Has anyone in our time set before architect or musician, so uncompromisingly, the task the liturgy forces upon them? As Underhill put it in another place, “movement and words combine to produce an art form which is the vehicle of [the Church’s] self-offering to God and communion with God.” The liturgy, she knew, is “an action and an experience that transcend the logical levels of the mind and demand an artistic rather than an intellectual form of expression.” (2) The honours of the church on earth significantly describe in her text what they describe, audibly and visually, in the mass. Bach is there as well as the cherubim, on the frontier of the invisible.

She knew well the risks of the medium; she knew the dangers of depending on an imperfect art to make a perfect art-form. But she knew too that to eschew art, worship must be “thin, abstract, notional: a tendency, an attitude, a general aspiration, moving alongside human life, rather than in it.” Worship thus embodied by the arts, she declared, “loses-or seems to lose-something of its purity; but only then can it take up and use man’s various powers and capacities ... thus entering the texture of his natural as well as supernatural life. Certainly, it is here that we encounter the greatest danger, that form will smother spirit.... But the risk is one which man is bound to take. He is not ‘pure’ spirit, and is not capable of ‘pure’ spiritual acts .... (3)

. . . most Anglicans continue to trivialize ceremonial and even to overlook its significance. They typically bury themselves throughout the liturgy in hymnal, prayer book, or service leaflet - on the dubious premise that to read what is being said is to understand it better. This, in turn, has had disastrous effects on church lighting, which frequently overthrows every attempt of the architect to create an evocative liturgical environment . . . Modern art has also sometimes strained the principles of liturgical art severely. That these principles can survive in modern work of great originality is clear.
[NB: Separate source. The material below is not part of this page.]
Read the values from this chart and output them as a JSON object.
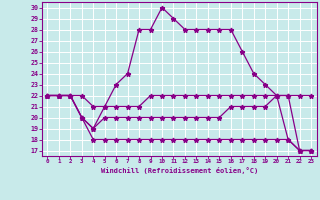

For example, consider Jean Langlais’ Messe Solennelle. Relentlessly liturgical, suggestive often of plainchant, its solemn, quiet and sometimes even lyrical texture is nonetheless so taut that when the tension erupts into Langlais’ massive, fiercely impassioned dissonances, the effect is a stunning and almost numbing grandeur of sound that evokes the mysterium tremendum with an uncanny distinction.

Is the High Mass, as Cram and others have thought, humanity’s “greatest artistic achievement”? Infrequently. Most church people have the erroneous impression that the very simple Low Mass is the most primitive form of Christian worship and that the solemn liturgy is a medieval elaboration. Actually, Low Mass is the medieval innovation . . .

Anglicans as well as Roman Catholics cannot be blamed for forgetting that the ancient High Mass, resplendent with lights, music, incense and full ceremonial, has always remained the theoretical norm of the western church as it is still the actual norm of Eastern Christendom. (4) Forgetful of this fact, we forget another: that “art in worship is not a mere imitation of the creative work of God; nor is it only a homage rendered to Christ; by giving embodiment to invisible realities it continues the Incarnation of the Word.” (5) Indeed, the Church has held that it “brings about objectively and in our very midst, the highest form of reality, the Summum Pulchrum, God Himself.’ “(6) Confronted with this astonishing purpose, and the distinguished art it has yielded, the art historian can only declare that in thus reaching “beyond the rampart of the world” for what Underhill called “that ineffable majesty upon which Isaiah looked,” the art of the High Mass is not only august but unparallelled.

* * * * * * * * * *

(1) The material quoted in this and the preceding paragraph is drawn from Evelyn Underhill's The Mystery of Sacrifice: A Meditation on the Liturgy (New York, 1954), unpaged introduction and pp. 18-40. The Mystery of Sacrifice was first published in 1938.

(2) Evelyn Underhill, Worship (New York, 1936), p. 33. See also p. 29.

(3) Ibid., p. 14.

(4) Ibid., p. 245.

(5) Ibid., P. 71.

(6) Hammenstede, "The Liturgy as Art," pp. 41-42.